More New Zealanders voted to keep Māori wards than to remove them. But, across Aotearoa, more councils will now lose those wards.
This referenda showed the contradiction, where the national vote supported Māori representation, but local structures overruled it.
The Numbers Tell Two Different Stories
Across the 42 councils that held binding Māori ward referenda:
– 416,179 voters (52.25 %) supported keeping Māori wards
– 385,067 voters (48.34 %) voted to remove them
– But 25 councils out of 42 recorded local majorities to abolish Māori wards
– 17 councils voted to retain them
In other words, if this had been a national referendum, like a general election, Māori wards would have survived.
Instead, under the council-by-council system, smaller districts with predominantly non-Māori populations tipped the overall result. The majority will of voters nationally was overridden by localised majorities.
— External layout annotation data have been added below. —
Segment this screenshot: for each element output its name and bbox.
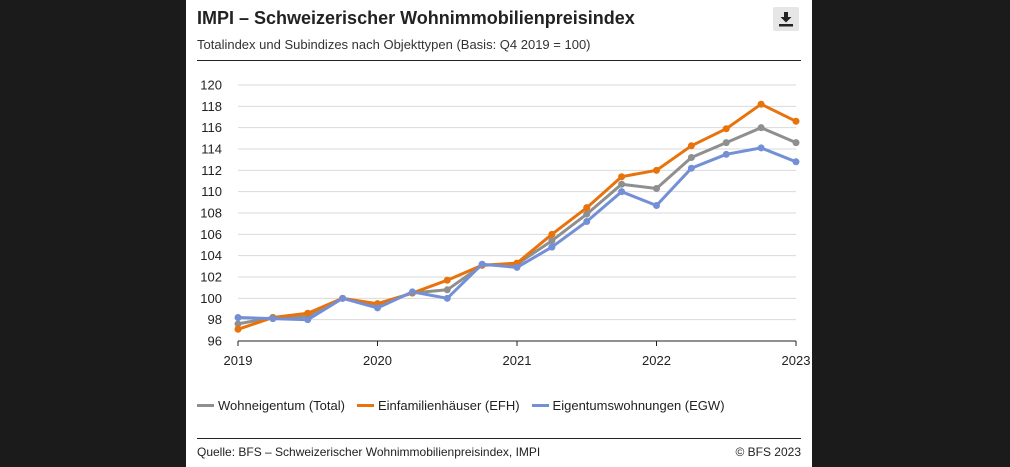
data-point [757, 124, 765, 132]
y-tick-label: 118 [201, 99, 222, 114]
data-point [583, 218, 591, 226]
data-point [653, 184, 660, 192]
chart-title: IMPI – Schweizerischer Wohnimmobilienpre… [197, 8, 635, 28]
series-line [237, 126, 797, 326]
legend-item: Einfamilienhäuser (EFH) [356, 397, 520, 413]
header-divider [197, 60, 801, 61]
y-tick-label: 114 [201, 142, 222, 157]
legend-item: Wohneigentum (Total) [197, 398, 345, 413]
legend-swatch [356, 403, 374, 407]
data-point [757, 100, 765, 108]
data-point [269, 315, 277, 323]
data-point [548, 243, 556, 251]
legend-swatch [197, 403, 214, 407]
legend-item: Eigentumswohnungen (EGW) [531, 397, 725, 413]
data-point [374, 304, 381, 312]
data-point [618, 173, 626, 181]
y-tick-label: 120 [200, 78, 222, 93]
y-tick-label: 96 [208, 334, 222, 349]
footer-divider [197, 438, 801, 439]
series-line [237, 146, 797, 322]
data-point [687, 154, 695, 162]
x-tick-label: 2022 [642, 353, 671, 368]
data-point [792, 117, 800, 125]
y-tick-label: 104 [200, 248, 222, 263]
data-point [339, 294, 347, 302]
data-point [583, 204, 591, 212]
y-tick-label: 108 [200, 206, 222, 221]
chart-legend: Wohneigentum (Total) Einfamilienhäuser (E… [197, 396, 737, 414]
data-point [653, 202, 660, 210]
legend-swatch [531, 403, 549, 407]
legend-label: Wohneigentum (Total) [218, 397, 345, 413]
y-tick-label: 98 [208, 312, 222, 327]
data-point [548, 237, 556, 245]
data-point [304, 309, 312, 317]
y-tick-label: 110 [201, 184, 222, 199]
data-point [618, 180, 626, 188]
data-point [443, 294, 451, 302]
data-point [234, 320, 242, 328]
legend-label: Eigentumswohnungen (EGW) [552, 397, 725, 413]
y-tick-label: 100 [200, 291, 222, 306]
series-line [237, 102, 797, 331]
data-point [478, 260, 486, 268]
data-point [443, 286, 451, 294]
y-tick-label: 102 [200, 270, 222, 285]
line-chart: 96 98 100 102 104 106 108 110 112 114 116 118 120 201… [200, 78, 811, 369]
data-point [583, 210, 591, 218]
data-point [792, 139, 800, 147]
source-note: Quelle: BFS – Schweizerischer Wohnimmobi… [197, 445, 541, 459]
data-point [687, 164, 695, 172]
data-point [722, 125, 730, 133]
data-point [548, 230, 556, 238]
data-point [757, 144, 765, 152]
data-point [618, 188, 626, 196]
data-point [304, 316, 312, 324]
x-tick-label: 2019 [224, 353, 253, 368]
data-point [513, 263, 521, 271]
data-point [408, 288, 416, 296]
chart-card: IMPI – Schweizerischer Wohnimmobilienpre… [186, 0, 812, 467]
y-tick-label: 106 [200, 227, 222, 242]
x-tick-label: 2023 [782, 353, 811, 368]
data-point [234, 314, 242, 322]
download-icon [779, 12, 793, 27]
data-point [234, 325, 242, 333]
copyright-note: © BFS 2023 [735, 445, 801, 459]
y-tick-label: 112 [201, 163, 222, 178]
data-point [653, 166, 660, 174]
legend-label: Einfamilienhäuser (EFH) [377, 397, 520, 413]
x-tick-label: 2020 [363, 353, 392, 368]
data-point [792, 158, 800, 166]
data-point [722, 139, 730, 147]
data-point [722, 150, 730, 158]
x-tick-label: 2021 [503, 353, 532, 368]
data-point [443, 276, 451, 284]
download-button[interactable] [773, 7, 799, 31]
y-tick-label: 116 [201, 120, 222, 135]
chart-subtitle: Totalindex und Subindizes nach Objekttyp… [197, 37, 591, 52]
data-point [687, 142, 695, 150]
Who Voted – And Who Didn’t
The referenda were open to all voters in each council area, not just Māori-roll electors. That means non-Māori voters held decisive power over whether Māori representation continued.
Turnout data shows the familiar pattern of low local engagement:
– In 2022, average local election turnout across the motu was around 40 %
– Early reports from 2025 suggest turnout dropped further, with some areas below 35 %
– Detailed Māori-roll participation rates are not yet published, but historically sit lower than general roll turnout
That means most eligible voters – Māori, tangata tiriti – stayed home. In some councils, like Otorohanga and South Taranaki, fewer than half of those enrolled actually voted in a poll deciding whether Māori would retain their democratic voice.
Urban Support, Rural Resistance
The pattern was clear. In large urban centres: Wellington, Hamilton, Rotorua, and Hutt City, voters supported retaining Māori wards by strong margins.
In Wellington City, for example, 62 % voted to keep Māori representation. These areas also have larger Māori populations and higher Treaty literacy.
But in smaller and more rural councils, from Hawke’s Bay to South Taranaki, Ōtorohanga to Thames-Coromandel, majorities voted to remove Māori wards. Many of these communities have lower Māori enrolment and older, Pākehā-dominant electorates.
That geographic divide has created an uneven democratic landscape: Māori will retain direct representation in the cities, but lose it in much of rural Aotearoa.
A System That Divides Votes, Not Power
Constitutional observers note the paradox: if all votes were counted nationally, as they are in a general election, Māori wards would remain. Instead, the fragmented local system ensures that smaller non-Māori majorities can collectively overturn Māori representation, even against the broader public vote.
A Test of Te Tiriti in Local Democracy
The Government’s 2024 law change reinstated the requirement for binding polls on Māori wards, effectively putting Māori political participation back to public vote. That decision has now produced a result where the majority of voters nationally supported Māori wards, but Māori still lose seats across 25 councils.
For Māori communities, this is less about statistics and more about trust. If a majority can vote away another people’s voice, what does democracy mean for Te Tiriti partners?
Key Data Summary
Councils holding referenda | 42 |
Councils voting to retain Māori wards | 17 |
Councils voting to remove Māori wards | 27 |
Votes to retain | 416,179 (52.25 %) |
Votes to remove | 385,067 (48.34 %) |
Average local election turnout |35–40 % |
Majority national outcome (if combined) | Māori wards retained |
At the national level, Māori democracy won. At the local level, it lost.
If local government operated like a general election, Māori wards would have survived. Instead, Māori representation has again been left to the mercy of those least affected by its removal.